Clean Up Asset Data After Growth Deviations
JSA uses the asset model to connect offenses in your deployment to physical or virtual assets in your network. The ability to collect and view relevant data on how assets are used is an important step in resolving security issues. It is important to maintain the asset database to ensure that the data is current and accurate.
Whether you fix the source of the problem or block the asset updates, you must clean up the asset database by removing the invalid asset data and removing the asset blocklist entries.
Deleting Invalid Assets
After you fix the assets that contributed to the asset growth deviation, clean up your asset artifacts by using selective clean up or rebuilding the asset database.
Selective clean up--This method is for asset growth deviations of limited scope. Selectively removing the affected assets is the least invasive way to clean up asset artifacts, but if many assets were affected, it can also be the most tedious.
Rebuild the asset database--Rebuilding the asset database from scratch is the most efficient and precise method of deleting assets when asset growth deviations are pervasive.
This method passively regenerates assets in your database based on the new tuning that you configured to resolve the asset growth issues.

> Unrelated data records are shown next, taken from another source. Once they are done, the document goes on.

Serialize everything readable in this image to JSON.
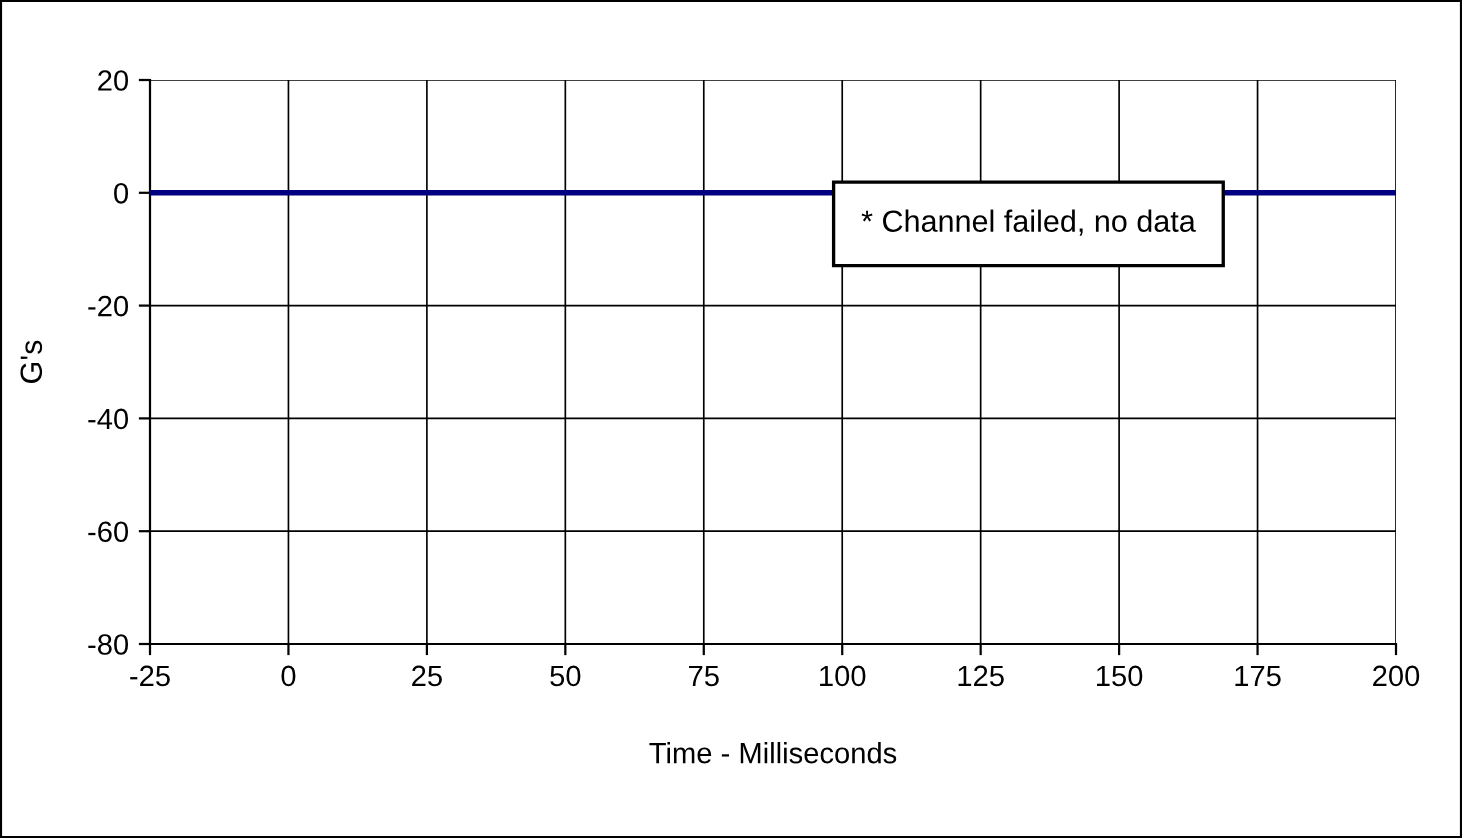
{
  "chart_data": {
    "type": "line",
    "xlabel": "Time - Milliseconds",
    "ylabel": "G's",
    "x": [
      -25,
      200
    ],
    "series": [
      {
        "color": "#000080",
        "values": [
          0,
          0
        ]
      }
    ],
    "xlim": [
      -25,
      200
    ],
    "xticks": [
      -25,
      0,
      25,
      50,
      75,
      100,
      125,
      150,
      175,
      200
    ],
    "ylim": [
      -80,
      20
    ],
    "yticks": [
      -80,
      -60,
      -40,
      -20,
      0,
      20
    ],
    "grid": true,
    "legend": false,
    "marker": "none",
    "line_style": "solid",
    "annotations": [
      "* Channel failed, no data"
    ]
  }
}
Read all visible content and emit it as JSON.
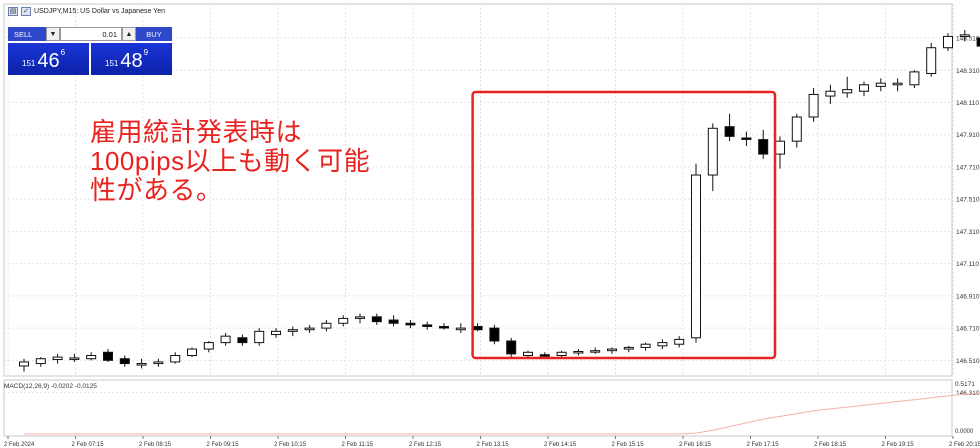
{
  "window": {
    "title": "USDJPY,M15:  US Dollar vs Japanese Yen"
  },
  "trade_panel": {
    "sell_label": "SELL",
    "buy_label": "BUY",
    "lot_value": "0.01",
    "dropdown_glyph": "▼",
    "up_glyph": "▲",
    "sell_price_prefix": "151",
    "sell_price_big": "46",
    "sell_price_sup": "6",
    "buy_price_prefix": "151",
    "buy_price_big": "48",
    "buy_price_sup": "9"
  },
  "annotation": {
    "text": "雇用統計発表時は\n100pips以上も動く可能\n性がある。",
    "color": "#e8231f"
  },
  "indicator": {
    "label": "MACD(12,26,9) -0.0202 -0.0125",
    "value_label": "0.5171",
    "zero_label": "0.0000"
  },
  "colors": {
    "bull_candle": "#ffffff",
    "bear_candle": "#000000",
    "highlight_box": "#e8231f",
    "grid": "#e4e4e4",
    "macd_signal": "#f2b3a8",
    "sell_bg": "#2f48c9",
    "price_box_bg": "#1a35d8"
  },
  "chart_data": {
    "type": "candlestick",
    "symbol": "USDJPY",
    "timeframe": "M15",
    "ylim": [
      146.45,
      148.56
    ],
    "y_ticks": [
      "148.510",
      "148.310",
      "148.110",
      "147.910",
      "147.710",
      "147.510",
      "147.310",
      "147.110",
      "146.910",
      "146.710",
      "146.510",
      "146.310"
    ],
    "x_ticks": [
      "2 Feb 2024",
      "2 Feb 07:15",
      "2 Feb 08:15",
      "2 Feb 09:15",
      "2 Feb 10:15",
      "2 Feb 11:15",
      "2 Feb 12:15",
      "2 Feb 13:15",
      "2 Feb 14:15",
      "2 Feb 15:15",
      "2 Feb 16:15",
      "2 Feb 17:15",
      "2 Feb 18:15",
      "2 Feb 19:15",
      "2 Feb 20:15"
    ],
    "candles": [
      {
        "o": 146.475,
        "h": 146.52,
        "l": 146.44,
        "c": 146.5
      },
      {
        "o": 146.49,
        "h": 146.53,
        "l": 146.47,
        "c": 146.52
      },
      {
        "o": 146.515,
        "h": 146.55,
        "l": 146.49,
        "c": 146.53
      },
      {
        "o": 146.52,
        "h": 146.55,
        "l": 146.5,
        "c": 146.525
      },
      {
        "o": 146.52,
        "h": 146.56,
        "l": 146.51,
        "c": 146.54
      },
      {
        "o": 146.56,
        "h": 146.58,
        "l": 146.5,
        "c": 146.51
      },
      {
        "o": 146.52,
        "h": 146.54,
        "l": 146.47,
        "c": 146.49
      },
      {
        "o": 146.49,
        "h": 146.52,
        "l": 146.46,
        "c": 146.49
      },
      {
        "o": 146.49,
        "h": 146.52,
        "l": 146.47,
        "c": 146.5
      },
      {
        "o": 146.5,
        "h": 146.56,
        "l": 146.49,
        "c": 146.54
      },
      {
        "o": 146.54,
        "h": 146.59,
        "l": 146.53,
        "c": 146.58
      },
      {
        "o": 146.58,
        "h": 146.63,
        "l": 146.56,
        "c": 146.62
      },
      {
        "o": 146.62,
        "h": 146.68,
        "l": 146.6,
        "c": 146.66
      },
      {
        "o": 146.65,
        "h": 146.67,
        "l": 146.6,
        "c": 146.62
      },
      {
        "o": 146.62,
        "h": 146.71,
        "l": 146.6,
        "c": 146.69
      },
      {
        "o": 146.67,
        "h": 146.71,
        "l": 146.65,
        "c": 146.69
      },
      {
        "o": 146.69,
        "h": 146.72,
        "l": 146.66,
        "c": 146.7
      },
      {
        "o": 146.7,
        "h": 146.73,
        "l": 146.68,
        "c": 146.71
      },
      {
        "o": 146.71,
        "h": 146.76,
        "l": 146.69,
        "c": 146.74
      },
      {
        "o": 146.74,
        "h": 146.79,
        "l": 146.72,
        "c": 146.77
      },
      {
        "o": 146.77,
        "h": 146.8,
        "l": 146.74,
        "c": 146.78
      },
      {
        "o": 146.78,
        "h": 146.8,
        "l": 146.73,
        "c": 146.75
      },
      {
        "o": 146.76,
        "h": 146.79,
        "l": 146.72,
        "c": 146.74
      },
      {
        "o": 146.74,
        "h": 146.76,
        "l": 146.71,
        "c": 146.73
      },
      {
        "o": 146.73,
        "h": 146.75,
        "l": 146.7,
        "c": 146.72
      },
      {
        "o": 146.72,
        "h": 146.74,
        "l": 146.7,
        "c": 146.715
      },
      {
        "o": 146.7,
        "h": 146.74,
        "l": 146.68,
        "c": 146.71
      },
      {
        "o": 146.72,
        "h": 146.74,
        "l": 146.69,
        "c": 146.7
      },
      {
        "o": 146.71,
        "h": 146.73,
        "l": 146.61,
        "c": 146.63
      },
      {
        "o": 146.63,
        "h": 146.65,
        "l": 146.53,
        "c": 146.55
      },
      {
        "o": 146.54,
        "h": 146.57,
        "l": 146.52,
        "c": 146.56
      },
      {
        "o": 146.545,
        "h": 146.56,
        "l": 146.52,
        "c": 146.535
      },
      {
        "o": 146.54,
        "h": 146.57,
        "l": 146.52,
        "c": 146.56
      },
      {
        "o": 146.56,
        "h": 146.58,
        "l": 146.54,
        "c": 146.565
      },
      {
        "o": 146.565,
        "h": 146.59,
        "l": 146.55,
        "c": 146.57
      },
      {
        "o": 146.57,
        "h": 146.59,
        "l": 146.55,
        "c": 146.58
      },
      {
        "o": 146.58,
        "h": 146.6,
        "l": 146.56,
        "c": 146.59
      },
      {
        "o": 146.59,
        "h": 146.62,
        "l": 146.57,
        "c": 146.61
      },
      {
        "o": 146.6,
        "h": 146.64,
        "l": 146.58,
        "c": 146.62
      },
      {
        "o": 146.61,
        "h": 146.66,
        "l": 146.59,
        "c": 146.64
      },
      {
        "o": 146.65,
        "h": 147.73,
        "l": 146.62,
        "c": 147.66
      },
      {
        "o": 147.66,
        "h": 147.98,
        "l": 147.56,
        "c": 147.95
      },
      {
        "o": 147.96,
        "h": 148.04,
        "l": 147.87,
        "c": 147.9
      },
      {
        "o": 147.89,
        "h": 147.93,
        "l": 147.84,
        "c": 147.885
      },
      {
        "o": 147.88,
        "h": 147.94,
        "l": 147.76,
        "c": 147.79
      },
      {
        "o": 147.79,
        "h": 147.9,
        "l": 147.7,
        "c": 147.87
      },
      {
        "o": 147.87,
        "h": 148.04,
        "l": 147.83,
        "c": 148.02
      },
      {
        "o": 148.02,
        "h": 148.2,
        "l": 147.99,
        "c": 148.16
      },
      {
        "o": 148.15,
        "h": 148.22,
        "l": 148.1,
        "c": 148.18
      },
      {
        "o": 148.17,
        "h": 148.27,
        "l": 148.14,
        "c": 148.19
      },
      {
        "o": 148.18,
        "h": 148.24,
        "l": 148.15,
        "c": 148.22
      },
      {
        "o": 148.21,
        "h": 148.26,
        "l": 148.18,
        "c": 148.23
      },
      {
        "o": 148.22,
        "h": 148.26,
        "l": 148.18,
        "c": 148.23
      },
      {
        "o": 148.22,
        "h": 148.31,
        "l": 148.2,
        "c": 148.3
      },
      {
        "o": 148.29,
        "h": 148.48,
        "l": 148.27,
        "c": 148.45
      },
      {
        "o": 148.45,
        "h": 148.54,
        "l": 148.43,
        "c": 148.52
      },
      {
        "o": 148.52,
        "h": 148.56,
        "l": 148.49,
        "c": 148.53
      },
      {
        "o": 148.51,
        "h": 148.52,
        "l": 148.45,
        "c": 148.46
      },
      {
        "o": 148.44,
        "h": 148.48,
        "l": 148.42,
        "c": 148.46
      },
      {
        "o": 148.45,
        "h": 148.53,
        "l": 148.43,
        "c": 148.51
      },
      {
        "o": 148.5,
        "h": 148.53,
        "l": 148.45,
        "c": 148.51
      },
      {
        "o": 148.49,
        "h": 148.5,
        "l": 148.38,
        "c": 148.4
      }
    ],
    "highlight": {
      "from_index": 27,
      "to_index": 45
    },
    "macd": {
      "label": "MACD(12,26,9) -0.0202 -0.0125",
      "signal": [
        0,
        0,
        0,
        0,
        0,
        0,
        0,
        0,
        0,
        0,
        0,
        0,
        0,
        0,
        0,
        0,
        0,
        0,
        0,
        0,
        0,
        0,
        0,
        0,
        0,
        0,
        0,
        0,
        0,
        0,
        0,
        0,
        0,
        0,
        0,
        0,
        0,
        0,
        0,
        0,
        0.01,
        0.04,
        0.08,
        0.12,
        0.16,
        0.19,
        0.22,
        0.25,
        0.27,
        0.29,
        0.31,
        0.33,
        0.35,
        0.37,
        0.39,
        0.41,
        0.43,
        0.44,
        0.45,
        0.46,
        0.47,
        0.48
      ],
      "ylim": [
        0,
        0.5171
      ]
    }
  }
}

With this approach, all scan results and residual asset data are lost, but the data can be reclaimed by rerunning a scan or re-importing scan results.

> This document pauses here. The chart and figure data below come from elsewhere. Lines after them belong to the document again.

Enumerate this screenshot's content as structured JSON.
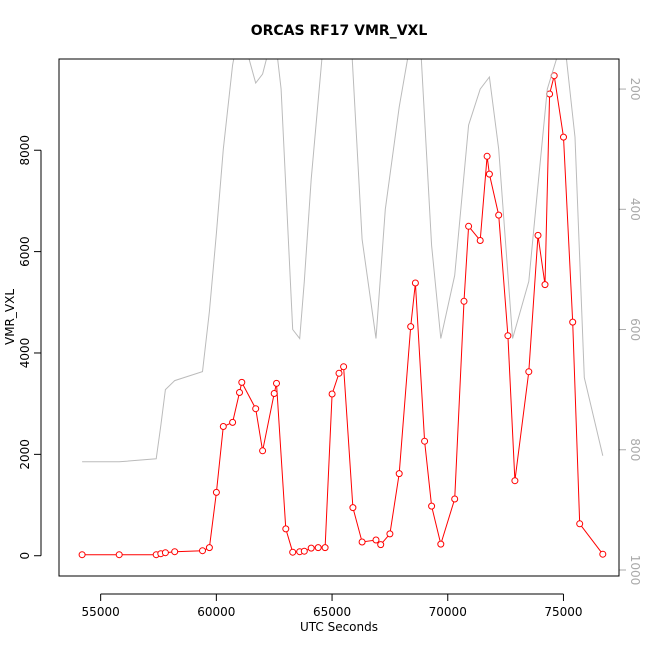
{
  "chart_data": {
    "type": "line",
    "title": "ORCAS RF17 VMR_VXL",
    "xlabel": "UTC Seconds",
    "ylabel": "VMR_VXL",
    "xlim": [
      53200,
      77400
    ],
    "ylim": [
      -400,
      9800
    ],
    "x_ticks": [
      55000,
      60000,
      65000,
      70000,
      75000
    ],
    "x_tick_labels": [
      "55000",
      "60000",
      "65000",
      "70000",
      "75000"
    ],
    "y_ticks": [
      0,
      2000,
      4000,
      6000,
      8000
    ],
    "y_tick_labels": [
      "0",
      "2000",
      "4000",
      "6000",
      "8000"
    ],
    "right_axis": {
      "lim": [
        1010,
        150
      ],
      "ticks": [
        200,
        400,
        600,
        800,
        1000
      ],
      "tick_labels": [
        "200",
        "400",
        "600",
        "800",
        "1000"
      ],
      "color": "#aaaaaa"
    },
    "series": [
      {
        "color": "#ff0000",
        "marker": "open-circle",
        "x": [
          54200,
          55800,
          57400,
          57600,
          57800,
          58200,
          59400,
          59700,
          60000,
          60300,
          60700,
          61000,
          61100,
          61700,
          62000,
          62500,
          62600,
          63000,
          63300,
          63600,
          63800,
          64100,
          64400,
          64700,
          65000,
          65300,
          65500,
          65900,
          66300,
          66900,
          67100,
          67500,
          67900,
          68400,
          68600,
          69000,
          69300,
          69700,
          70300,
          70700,
          70900,
          71400,
          71700,
          71800,
          72200,
          72600,
          72900,
          73500,
          73900,
          74200,
          74400,
          74600,
          75000,
          75400,
          75700,
          76700
        ],
        "y": [
          20,
          20,
          20,
          40,
          60,
          80,
          100,
          160,
          1250,
          2550,
          2630,
          3220,
          3420,
          2900,
          2070,
          3200,
          3400,
          530,
          70,
          80,
          90,
          150,
          160,
          160,
          3190,
          3600,
          3730,
          950,
          270,
          310,
          220,
          430,
          1620,
          4520,
          5380,
          2260,
          980,
          230,
          1120,
          5020,
          6500,
          6220,
          7880,
          7530,
          6720,
          4340,
          1480,
          3630,
          6320,
          5350,
          9110,
          9470,
          8260,
          4610,
          630,
          30
        ]
      },
      {
        "color": "#bbbbbb",
        "axis": "right",
        "x": [
          54200,
          55800,
          57400,
          57600,
          57800,
          58200,
          59400,
          59700,
          60000,
          60300,
          60700,
          61000,
          61200,
          61700,
          62000,
          62500,
          62800,
          63300,
          63600,
          63800,
          64100,
          64700,
          65000,
          65400,
          65800,
          66300,
          66900,
          67300,
          67900,
          68400,
          68800,
          69300,
          69700,
          70300,
          70900,
          71400,
          71800,
          72200,
          72800,
          73500,
          73900,
          74300,
          74700,
          75100,
          75500,
          75900,
          76700
        ],
        "y": [
          820,
          820,
          815,
          760,
          700,
          685,
          670,
          570,
          440,
          300,
          160,
          100,
          120,
          190,
          175,
          100,
          200,
          600,
          615,
          520,
          350,
          90,
          60,
          60,
          100,
          450,
          615,
          400,
          230,
          120,
          110,
          460,
          615,
          510,
          260,
          200,
          180,
          300,
          615,
          520,
          360,
          200,
          150,
          140,
          280,
          680,
          810
        ]
      }
    ]
  }
}
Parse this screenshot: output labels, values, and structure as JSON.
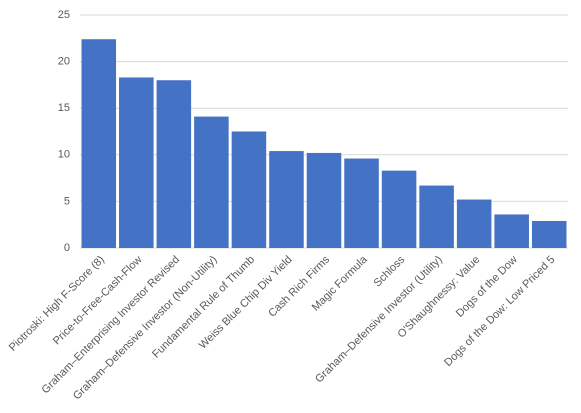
{
  "chart_data": {
    "type": "bar",
    "categories": [
      "Piotroski: High F-Score (8)",
      "Price-to-Free-Cash-Flow",
      "Graham–Enterprising Investor Revised",
      "Graham–Defensive Investor (Non-Utility)",
      "Fundamental Rule of Thumb",
      "Weiss Blue Chip Div Yield",
      "Cash Rich Firms",
      "Magic Formula",
      "Schloss",
      "Graham–Defensive Investor (Utility)",
      "O'Shaughnessy: Value",
      "Dogs of the Dow",
      "Dogs of the Dow: Low Priced 5"
    ],
    "values": [
      22.4,
      18.3,
      18.0,
      14.1,
      12.5,
      10.4,
      10.2,
      9.6,
      8.3,
      6.7,
      5.2,
      3.6,
      2.9
    ],
    "color": "#4472c4",
    "ylim": [
      0,
      25
    ],
    "yticks": [
      0,
      5,
      10,
      15,
      20,
      25
    ],
    "grid": true
  }
}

To selectively remove invalid artifacts in the asset database, perform these steps:
On the Log Activity tab, run the Deviating Asset Growth: Asset Report event search.

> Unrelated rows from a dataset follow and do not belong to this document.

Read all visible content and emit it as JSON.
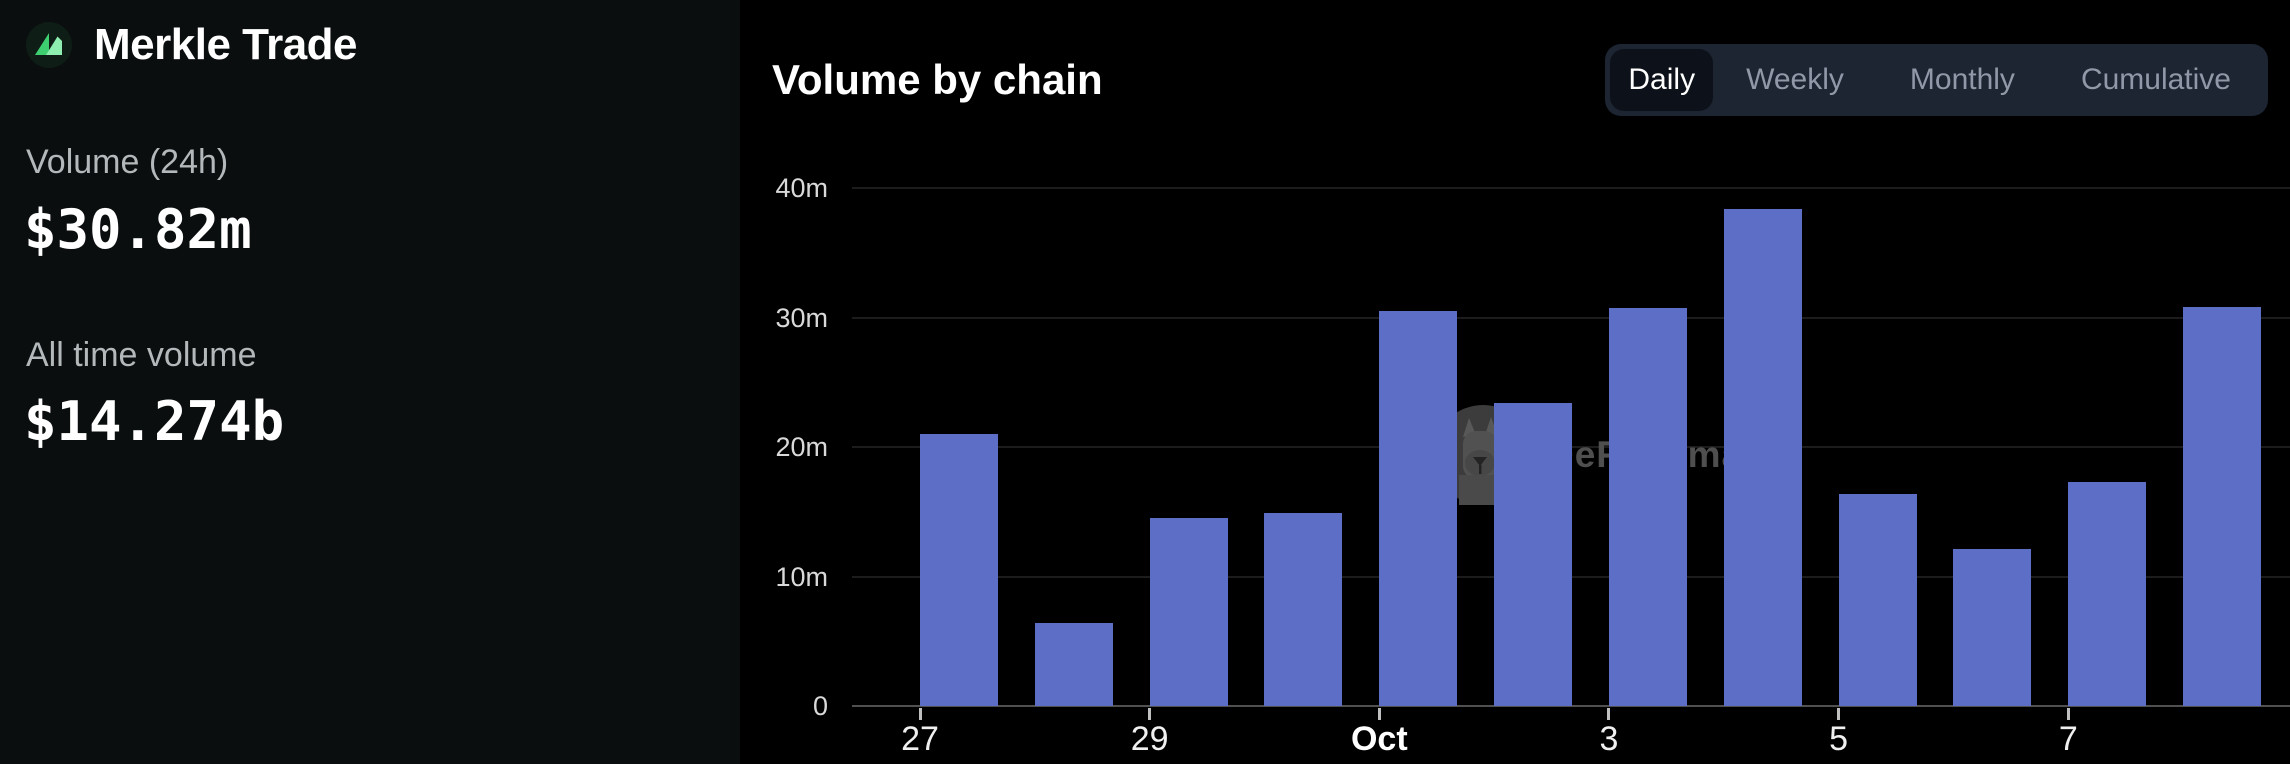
{
  "sidebar": {
    "brand": "Merkle Trade",
    "stats": [
      {
        "label": "Volume (24h)",
        "value": "$30.82m"
      },
      {
        "label": "All time volume",
        "value": "$14.274b"
      }
    ]
  },
  "header": {
    "title": "Volume by chain"
  },
  "tabs": {
    "items": [
      "Daily",
      "Weekly",
      "Monthly",
      "Cumulative"
    ],
    "active": "Daily"
  },
  "watermark": {
    "text": "DeFiLlama",
    "icon": "defillama-llama-icon"
  },
  "colors": {
    "sidebar_bg": "#0b0e0f",
    "chart_bg": "#000000",
    "bar": "#5c6ec6",
    "gridline": "#1c1c1c",
    "axis_line": "#505050",
    "logo_green_left": "#3ecf70",
    "logo_green_right": "#8df0b0",
    "tab_bg": "#1d2432",
    "tab_active_bg": "#0d1119",
    "muted_text": "#b3b8ba"
  },
  "chart_data": {
    "type": "bar",
    "title": "Volume by chain",
    "categories": [
      "Sep 27",
      "Sep 28",
      "Sep 29",
      "Sep 30",
      "Oct 1",
      "Oct 2",
      "Oct 3",
      "Oct 4",
      "Oct 5",
      "Oct 6",
      "Oct 7",
      "Oct 8"
    ],
    "values": [
      21.0,
      6.4,
      14.5,
      14.9,
      30.5,
      23.4,
      30.7,
      38.4,
      16.4,
      12.1,
      17.3,
      30.8
    ],
    "unit": "m (USD millions)",
    "ylim": [
      0,
      40
    ],
    "y_ticks": [
      {
        "value": 40,
        "label": "40m"
      },
      {
        "value": 30,
        "label": "30m"
      },
      {
        "value": 20,
        "label": "20m"
      },
      {
        "value": 10,
        "label": "10m"
      },
      {
        "value": 0,
        "label": "0"
      }
    ],
    "x_ticks": [
      {
        "index": 0,
        "label": "27"
      },
      {
        "index": 2,
        "label": "29"
      },
      {
        "index": 4,
        "label": "Oct",
        "bold": true
      },
      {
        "index": 6,
        "label": "3"
      },
      {
        "index": 8,
        "label": "5"
      },
      {
        "index": 10,
        "label": "7"
      }
    ],
    "grid": true,
    "legend": false
  }
}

This search returns a report of assets that are affected by deviating asset growth and must be deleted.
On the Assets tab, click Actions >Delete Asset
There might be a delay before the asset no longer appears in JSA.
To rebuild the asset database from scratch, perform these steps:
Use SSH to log in to the JSA console as an administrator.
Run the /opt/qradar/support/cleanAssetModel.sh script from the console command line and select Option 1 when prompted.
Rebuilding the asset database restarts the asset reconciliation engine.
Purging a blocklist removes all blocklist entries, including those entries that were added manually. Blocklist entries that were manually added must be added again.
Deleting Blacklist Entries
After you fixed the cause of the blacklist entries, you must clean up the remnant entries. You can remove the individual blacklist entries, however it is better to purge all blacklist entries and allow the blacklist values that are unrelated to the asset growth deviation to regenerate.
To purge a blacklist by using the JSA Console:
On the navigation menu (), click Admin.
In the System Configuration section, click Reference Set Management.
Select a reference set and then click Delete.
Use the quick search text box to search for the reference sets that you want to delete, and then click Delete Listed.
To purge a blacklist by using the JSA console command-line interface:
Change directory to /opt/qradar/bin.
Run the following command.
./ReferenceDataUtil.sh purge "Reference Collection Name"
where Reference Collection Name is one of the following lists:
Asset Reconciliation NetBIOS Blacklist
Asset Reconciliation DNS Blacklist
Asset Reconciliation IPv4 Blacklist
Asset Reconciliation MAC Blacklist
Purging a blacklist removes all blacklist entries, including those entries that were added manually. Blacklist entries that were manually added must be added again.